The Transparency International Bangladesh (TIB) along with the Bangladesh Environmental Lawyers Association (BELA) asked for the formation of a neutral and acceptable committee to investigate the scam and to ensure punishment of the culprits.

==Response==
On 23 July 2018, Bangladesh's corruption watchdog Anti-Corruption Commission declared the beginning of an investigation into the corruption. The commission also issued a letter to the emigration police asking them not to allow the four suspended officials of the mine to leave the country until the investigation is completed.

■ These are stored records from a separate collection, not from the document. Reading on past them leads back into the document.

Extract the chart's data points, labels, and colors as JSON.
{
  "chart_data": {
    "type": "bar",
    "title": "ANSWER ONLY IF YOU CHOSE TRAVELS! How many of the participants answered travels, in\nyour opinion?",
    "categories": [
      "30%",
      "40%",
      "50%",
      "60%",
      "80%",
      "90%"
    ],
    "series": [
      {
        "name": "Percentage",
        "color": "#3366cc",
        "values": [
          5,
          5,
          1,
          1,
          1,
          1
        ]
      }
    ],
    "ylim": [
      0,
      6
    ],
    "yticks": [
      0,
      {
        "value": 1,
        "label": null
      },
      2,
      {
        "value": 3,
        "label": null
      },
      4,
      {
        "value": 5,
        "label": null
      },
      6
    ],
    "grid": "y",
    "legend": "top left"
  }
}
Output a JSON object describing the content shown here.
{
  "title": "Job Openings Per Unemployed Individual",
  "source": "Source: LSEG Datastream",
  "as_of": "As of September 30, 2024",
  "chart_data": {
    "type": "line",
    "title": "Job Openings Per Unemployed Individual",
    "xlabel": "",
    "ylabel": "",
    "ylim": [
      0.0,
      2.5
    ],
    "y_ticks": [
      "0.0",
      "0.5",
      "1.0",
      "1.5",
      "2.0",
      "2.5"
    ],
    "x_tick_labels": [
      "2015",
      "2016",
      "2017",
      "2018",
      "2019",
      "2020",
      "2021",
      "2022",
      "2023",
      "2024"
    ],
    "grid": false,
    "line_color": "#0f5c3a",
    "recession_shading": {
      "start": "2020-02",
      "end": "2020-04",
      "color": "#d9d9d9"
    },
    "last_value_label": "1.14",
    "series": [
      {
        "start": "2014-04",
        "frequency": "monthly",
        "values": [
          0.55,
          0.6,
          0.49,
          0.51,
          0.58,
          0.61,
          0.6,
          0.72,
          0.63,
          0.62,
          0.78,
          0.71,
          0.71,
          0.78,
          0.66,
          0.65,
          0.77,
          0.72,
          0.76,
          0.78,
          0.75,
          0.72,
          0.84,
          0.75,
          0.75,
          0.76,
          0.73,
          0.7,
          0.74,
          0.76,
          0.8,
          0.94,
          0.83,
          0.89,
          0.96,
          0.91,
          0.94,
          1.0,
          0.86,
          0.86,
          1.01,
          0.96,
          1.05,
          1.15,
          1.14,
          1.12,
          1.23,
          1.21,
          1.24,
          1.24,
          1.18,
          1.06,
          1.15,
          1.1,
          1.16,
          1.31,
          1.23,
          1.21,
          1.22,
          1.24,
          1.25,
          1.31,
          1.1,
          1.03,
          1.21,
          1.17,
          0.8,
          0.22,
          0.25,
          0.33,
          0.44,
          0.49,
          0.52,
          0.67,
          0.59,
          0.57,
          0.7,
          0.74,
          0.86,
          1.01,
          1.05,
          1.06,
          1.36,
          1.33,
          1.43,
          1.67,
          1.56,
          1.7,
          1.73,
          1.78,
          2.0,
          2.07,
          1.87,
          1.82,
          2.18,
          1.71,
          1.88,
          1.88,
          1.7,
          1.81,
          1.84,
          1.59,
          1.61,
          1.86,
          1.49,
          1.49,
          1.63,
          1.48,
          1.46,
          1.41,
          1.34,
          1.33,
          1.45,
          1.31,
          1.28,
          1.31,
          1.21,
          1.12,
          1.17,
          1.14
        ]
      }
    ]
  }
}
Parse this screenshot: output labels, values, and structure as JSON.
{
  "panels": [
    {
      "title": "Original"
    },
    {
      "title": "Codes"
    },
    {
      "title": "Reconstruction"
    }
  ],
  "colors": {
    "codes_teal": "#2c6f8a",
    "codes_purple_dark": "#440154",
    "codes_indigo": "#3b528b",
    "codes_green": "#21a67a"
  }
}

A case was filed in relation with coal scam against 19 officials including Habib Uddin Ahmed, former managing director of Barapukuria Coal Mining Company Limited by the coalmine's Manager (administration) Anisur Rahman on 25 July.

The Petrobangla initiated inquiry was said to have found the involvement of four former high-ranking officials of the minefield. The four officials included incumbent Managing Director Habib Uddin Ahmed, former managing director SM Nurul Aurangajeb, Md Kamruzzaman, who is also a former managing director, and Md Aminuzzaman, another former managing director.

However, the claim was refuted and according to a high official of Petrobanlga, no one was named in the probe report.

==Aftermath==
The probe is still ongoing.

The Anti-Corruption Commission interrogated the former managing director (MD) of Barapukuria Coal Mining Company Limited (BCMCL) SM Nurul Aurangzeb over the ‘disappearance of coal’ from Barapukuria coal mine.

One of those accused, Md Abul Quashem Pradhania, however, blamed “system loss” for the disappearance of coal from the mine. He explained, “coal extracted from a mine is usually wet and it gets thinner as it dries up over time.”

Bangladesh Power Development Board, due to an acute shortage of coal, shut down the Barapukuria thermal power plant in Dinajpur on 22 July. The sudden shut down resulted in irregular electricity supply to the northern region of Bangladesh that include Rangpur, Panchagarh, Nilphamari, Lalmonirhat, Kurigram, Gaibandha, Dinajpur and Thakurgaon districts.

While awaiting to resume the operation, the government of Bangladesh has sought trade with other countries to fill their need for coal.